3 thoughts on “Skeptical Face

  1. Hear, hear, Phil.
    As tends to happen in comment boards, in the absence of multiple drafts and peer review, I could stand to be clearer in my own expression. I agree that the desire for simplistic, reductionist explanations is long-standing and, indeed, thoroughly ensconced in many academic traditions. My point about technological advances is that they encourage, in their typically non-linear fashion, a latent tendency in human interpretation, such that the accelerating flux of ideas that is the Internet has created a larger market for information consumers ever more desirous of ever simpler arguments. At the same time, the Internet has empowered another market of information consumers and producers to capitalize on the vast resources of the human mind and delve deeper into our understanding of the world with more context and nuance than ever before. It is the wider access to bigger audiences — the source of both deleterious epidemics and super-productive hive-minds — that allows us to detect, take part in, and challenge a reductionist paradigm that science is coming to discard (and the humanities have mostly long since rejected).

  2. Thanks, Tyler!
    As Dudley said, “This work embraces complexity in its content. Complexity nourishes art. Reduction of the complexity of speech choices reduces the art.” The article that got me worked up was taking a reductive approach to explaining how languages differ (even why they differ). And if I really understand the hypothesis Maddieson and Coupé are propounding, then I think they’re being reductive as well.

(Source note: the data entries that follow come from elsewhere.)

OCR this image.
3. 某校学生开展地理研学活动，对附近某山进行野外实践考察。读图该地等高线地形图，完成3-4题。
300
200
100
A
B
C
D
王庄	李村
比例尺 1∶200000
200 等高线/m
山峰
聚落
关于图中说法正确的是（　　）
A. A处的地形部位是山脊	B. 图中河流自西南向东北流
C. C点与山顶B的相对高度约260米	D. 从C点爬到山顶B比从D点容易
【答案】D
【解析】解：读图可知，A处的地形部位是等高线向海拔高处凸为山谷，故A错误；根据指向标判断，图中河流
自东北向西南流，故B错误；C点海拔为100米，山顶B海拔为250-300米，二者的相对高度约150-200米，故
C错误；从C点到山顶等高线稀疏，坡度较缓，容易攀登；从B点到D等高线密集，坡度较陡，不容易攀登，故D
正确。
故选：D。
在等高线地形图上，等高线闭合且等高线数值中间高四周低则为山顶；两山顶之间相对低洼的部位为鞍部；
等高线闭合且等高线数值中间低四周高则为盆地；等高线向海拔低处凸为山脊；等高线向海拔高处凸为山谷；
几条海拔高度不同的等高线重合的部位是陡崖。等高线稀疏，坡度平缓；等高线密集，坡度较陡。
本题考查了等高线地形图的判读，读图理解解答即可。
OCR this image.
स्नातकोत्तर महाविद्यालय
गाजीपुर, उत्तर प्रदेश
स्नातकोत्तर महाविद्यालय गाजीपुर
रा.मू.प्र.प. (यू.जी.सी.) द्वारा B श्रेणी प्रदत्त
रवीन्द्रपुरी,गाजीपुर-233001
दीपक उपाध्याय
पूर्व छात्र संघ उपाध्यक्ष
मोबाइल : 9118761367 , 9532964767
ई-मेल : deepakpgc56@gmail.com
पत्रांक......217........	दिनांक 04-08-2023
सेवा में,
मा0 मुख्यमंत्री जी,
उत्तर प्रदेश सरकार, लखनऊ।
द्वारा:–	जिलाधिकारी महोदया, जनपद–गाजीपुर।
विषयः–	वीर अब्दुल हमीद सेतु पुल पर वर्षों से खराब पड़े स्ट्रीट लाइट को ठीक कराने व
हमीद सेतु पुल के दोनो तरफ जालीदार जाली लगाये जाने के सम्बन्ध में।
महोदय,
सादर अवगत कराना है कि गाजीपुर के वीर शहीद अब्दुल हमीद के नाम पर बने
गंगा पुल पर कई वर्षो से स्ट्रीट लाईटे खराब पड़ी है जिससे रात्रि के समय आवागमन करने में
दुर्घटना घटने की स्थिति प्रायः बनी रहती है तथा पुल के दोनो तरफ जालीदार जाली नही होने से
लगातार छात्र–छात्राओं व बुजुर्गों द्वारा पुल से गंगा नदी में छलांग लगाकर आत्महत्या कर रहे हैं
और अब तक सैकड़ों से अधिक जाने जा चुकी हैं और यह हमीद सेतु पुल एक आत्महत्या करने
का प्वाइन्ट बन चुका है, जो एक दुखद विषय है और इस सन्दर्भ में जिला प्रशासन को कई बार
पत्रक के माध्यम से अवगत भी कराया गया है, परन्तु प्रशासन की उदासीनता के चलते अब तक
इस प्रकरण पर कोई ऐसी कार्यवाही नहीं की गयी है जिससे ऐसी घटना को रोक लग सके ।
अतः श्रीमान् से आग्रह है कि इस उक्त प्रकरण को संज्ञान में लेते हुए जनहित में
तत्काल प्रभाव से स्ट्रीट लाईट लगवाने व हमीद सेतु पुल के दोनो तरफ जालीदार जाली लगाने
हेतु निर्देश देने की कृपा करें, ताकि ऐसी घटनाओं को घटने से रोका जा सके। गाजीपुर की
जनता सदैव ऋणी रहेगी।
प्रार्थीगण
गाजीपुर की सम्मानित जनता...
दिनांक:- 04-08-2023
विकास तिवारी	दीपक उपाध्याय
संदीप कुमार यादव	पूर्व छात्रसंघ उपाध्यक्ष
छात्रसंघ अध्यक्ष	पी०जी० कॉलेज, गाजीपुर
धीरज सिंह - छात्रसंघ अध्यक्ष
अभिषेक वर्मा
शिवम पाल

Obviously, science is forever looking for meaningful ways of reducing the complexity of the universe into principles simple enough to work with, but complex enough to account for the evidence.
    As Albert Einstein said in his lecture “On the Method of Theoretical Physics”:
    “It can scarcely be denied that the supreme goal of all theory is to make the irreducible basic elements as simple and as few as possible without having to surrender the adequate representation of a single datum of experience.”
    Finding the right balance between explanatory simplicity, and a respect for complexity is a hard job, but it’s a necessary one.
    I will differ with you though on one point: Our author, Susie Neilson, may be reaching for simple explanations, and the ubiquity of the internet means that such uncooked notions get a wide audience, but I don’t think the desire for simplistic explanations has increased as a result of the modern age. I went to college before there was an internet and I have sat in many a smoky room hearing sketchy theories fervently proposed and just as avidly consumed. I can easily transpose Neilson’s argument to a beanbag chair in a college apartment, and it seems right at home.

  3. I love the way you’ve crafted the reciprocal stereotypes for Hawaiian and German, and it highlights for me another of the essential issues being so thoroughly paved over in the article in question. As soon as we enter the extremely squishy territory of words like “culture” and “environment,” we collectively need a delicate sensitivity to complexity and a frank acceptance of not-knowing in order to engage our curiosity and productively embrace our biases. The technological advances of the species that encourage the rapid dissemination of information (such as the contentious article) have ironically, in many cases, encouraged a desire for instantaneous, Newtonian simplification. Cause-effect, if-this then-that, stimulus-response are all valuable constructs for understanding our world, but the astounding degree of overlapping causes — and our ability now to know about them — makes it both an amazing time to be curious and a frightening time to feel adrift. I hope our work (as you write so eloquently here) can revitalize our exploration of learning, of self-expression, and of the amazing world which we shape and in which we live.